The 1958 amendments (ch. 683), which greatly broadened the power of the Superintendent on credit life insurance, the effect of which was considered here in Matter of Old Republic Life Ins. Co. v. Wikler (12 A D 2d 310, affd. 9 N Y 2d 524), did not in terms automatically invalidate credit life insurance policies previously approved by the Superintendent. No language in the 1958 amendment may reasonably be given that consequence.
The power resided in the Superintendent to revoke his prior approval and require the resubmission of the form of contracts which the petitioner intended to issue. For a long time subdivision 1 of section 154 contained the provision that the Superintendent may “ disapprove ” any policy of life insurance.
There can be no doubt if he was of opinion the form of policies issued by petitioner were contrary to public policy or the premiums unreasonable he could at any time have disapproved them. He did not do this, but imposed the penalty because he felt the statute had automatically revoked his prior approval.

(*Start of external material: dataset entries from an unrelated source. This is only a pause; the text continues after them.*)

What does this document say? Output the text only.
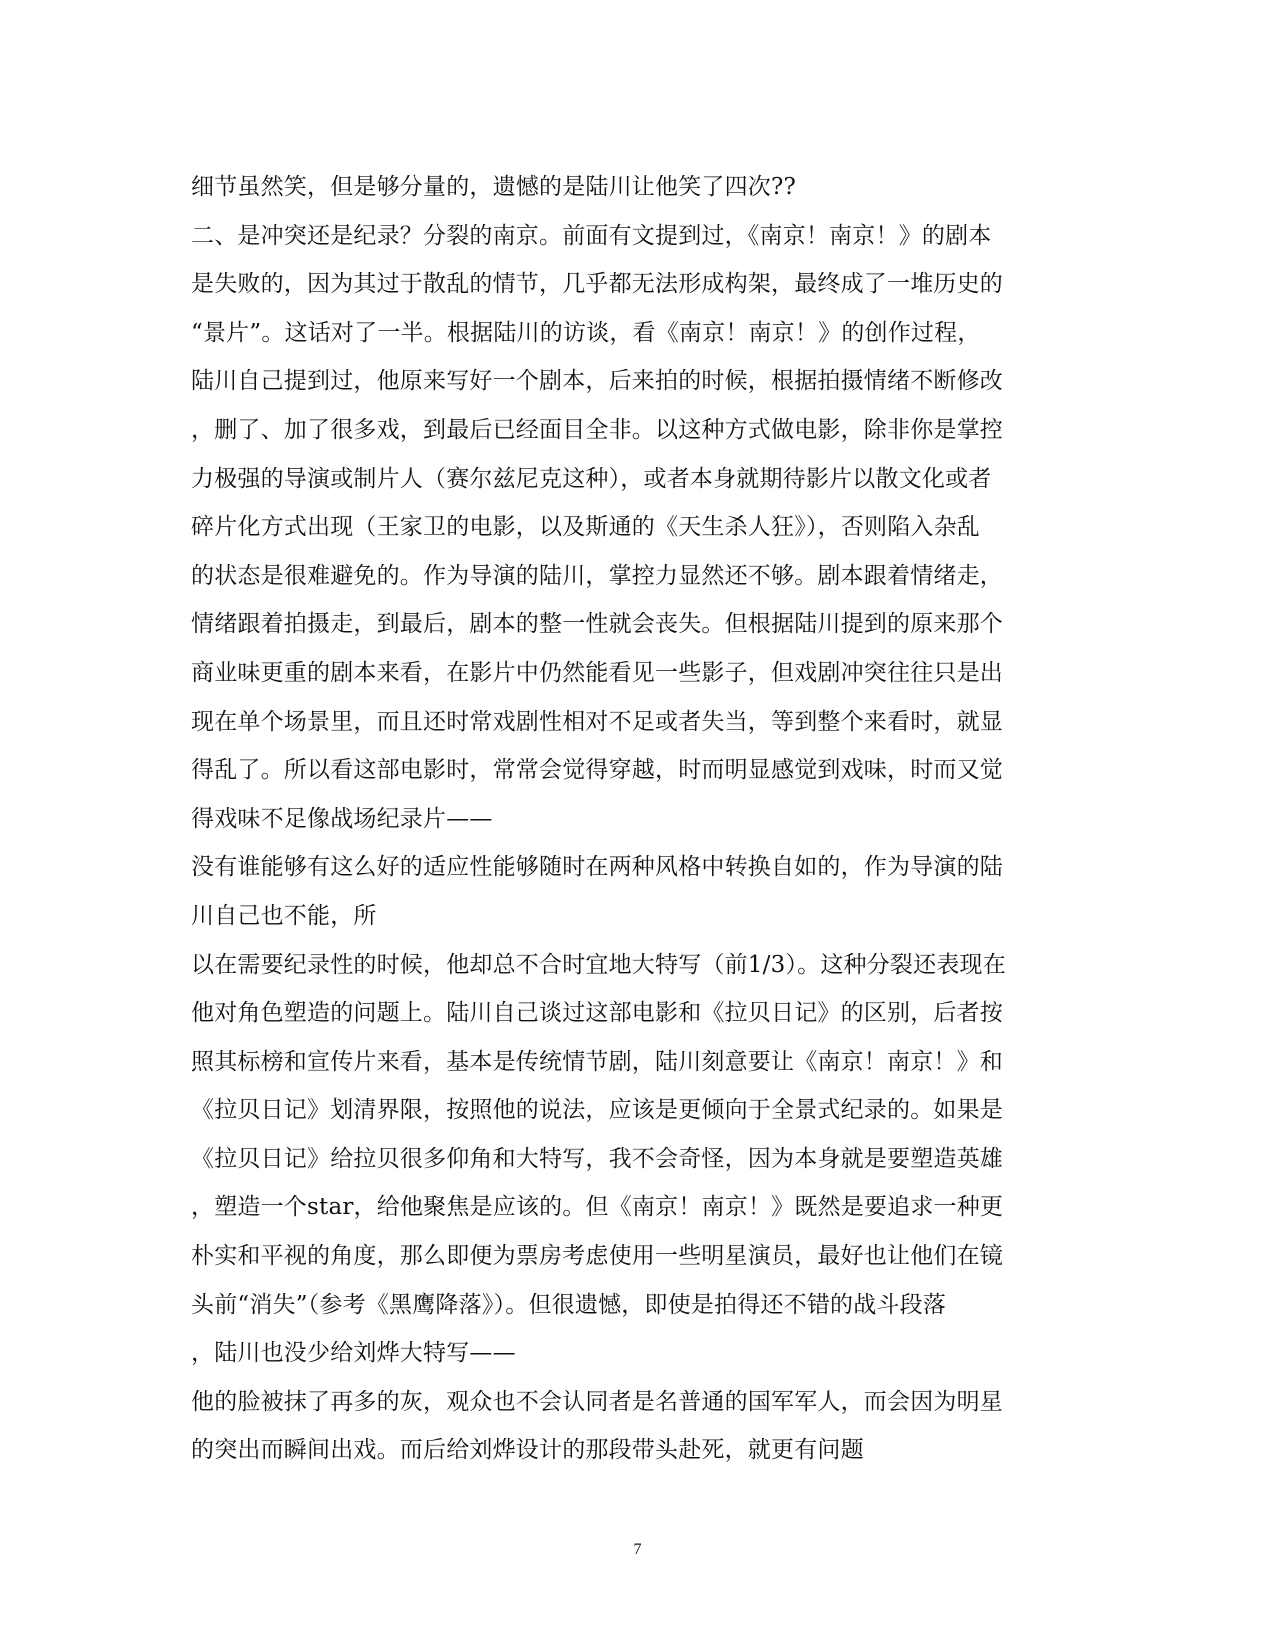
细节虽然笑，但是够分量的，遗憾的是陆川让他笑了四次??
二、是冲突还是纪录？分裂的南京。前面有文提到过，《南京！南京！》的剧本
是失败的，因为其过于散乱的情节，几乎都无法形成构架，最终成了一堆历史的
“景片”。这话对了一半。根据陆川的访谈，看《南京！南京！》的创作过程，
陆川自己提到过，他原来写好一个剧本，后来拍的时候，根据拍摄情绪不断修改
，删了、加了很多戏，到最后已经面目全非。以这种方式做电影，除非你是掌控
力极强的导演或制片人（赛尔兹尼克这种），或者本身就期待影片以散文化或者
碎片化方式出现（王家卫的电影，以及斯通的《天生杀人狂》），否则陷入杂乱
的状态是很难避免的。作为导演的陆川，掌控力显然还不够。剧本跟着情绪走，
情绪跟着拍摄走，到最后，剧本的整一性就会丧失。但根据陆川提到的原来那个
商业味更重的剧本来看，在影片中仍然能看见一些影子，但戏剧冲突往往只是出
现在单个场景里，而且还时常戏剧性相对不足或者失当，等到整个来看时，就显
得乱了。所以看这部电影时，常常会觉得穿越，时而明显感觉到戏味，时而又觉
得戏味不足像战场纪录片——
没有谁能够有这么好的适应性能够随时在两种风格中转换自如的，作为导演的陆
川自己也不能，所
以在需要纪录性的时候，他却总不合时宜地大特写（前1/3）。这种分裂还表现在
他对角色塑造的问题上。陆川自己谈过这部电影和《拉贝日记》的区别，后者按
照其标榜和宣传片来看，基本是传统情节剧，陆川刻意要让《南京！南京！》和
《拉贝日记》划清界限，按照他的说法，应该是更倾向于全景式纪录的。如果是
《拉贝日记》给拉贝很多仰角和大特写，我不会奇怪，因为本身就是要塑造英雄
，塑造一个star，给他聚焦是应该的。但《南京！南京！》既然是要追求一种更
朴实和平视的角度，那么即便为票房考虑使用一些明星演员，最好也让他们在镜
头前“消失”（参考《黑鹰降落》）。但很遗憾，即使是拍得还不错的战斗段落
，陆川也没少给刘烨大特写——
他的脸被抹了再多的灰，观众也不会认同者是名普通的国军军人，而会因为明星
的突出而瞬间出戏。而后给刘烨设计的那段带头赴死，就更有问题
7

The procedure for withdrawal of approval of policy forms is fully spelled out in section 141 of the Insurance Law. Upon due notice and hearing the Superintendent may ‘ ‘ withdraw an approval previously given ’ \
Even if the statutory provisions were to be construed differently, it would be doubtful if the continuance of the use of the previously approved policies under the circumstances here was “ wilfully violating ” the statute within section 225.
During the period in which these policies were issued the petitioner and Superintendent were in litigation over the power of the Superintendent to promulgate a regulation governing the issuance of this type of policy and his power peremptorily to revoke all previous approvals of policy forms.
On September 30, 1958 the court at Special Term granted a stay in an article 78 proceeding which continued in effect until the order entered in this court in 1961. During the period in which these policies were issued, therefore, the Superintendent was restrained from effectuating his regulation; but there seems to have been no obstacle to his having acted under section 141 to revoke prior approvals on notice and hearing. He did not do this.
The Superintendent corresponded with the petitioner contending it would be “ illegal ” to issue further policies without new approvals; but it must be borne in mind that this was one aspect of the controversy which the present parties, as adversaries, were then actually litigating. On what “ wilfully ” may *80mean in a penal or penalty statute, see e.g., People v. Broady (5 N Y 2d 500); Wass v. Stephens (128 N. Y. 123); Kellems v. United States (97 F. Supp. 681).
The determination should be annulled, with $50 costs.
Bebgan, P. J., Coon, Herlihy, Beynolds and Taylor, JJ., concur.
Determination annulled, with $50 costs.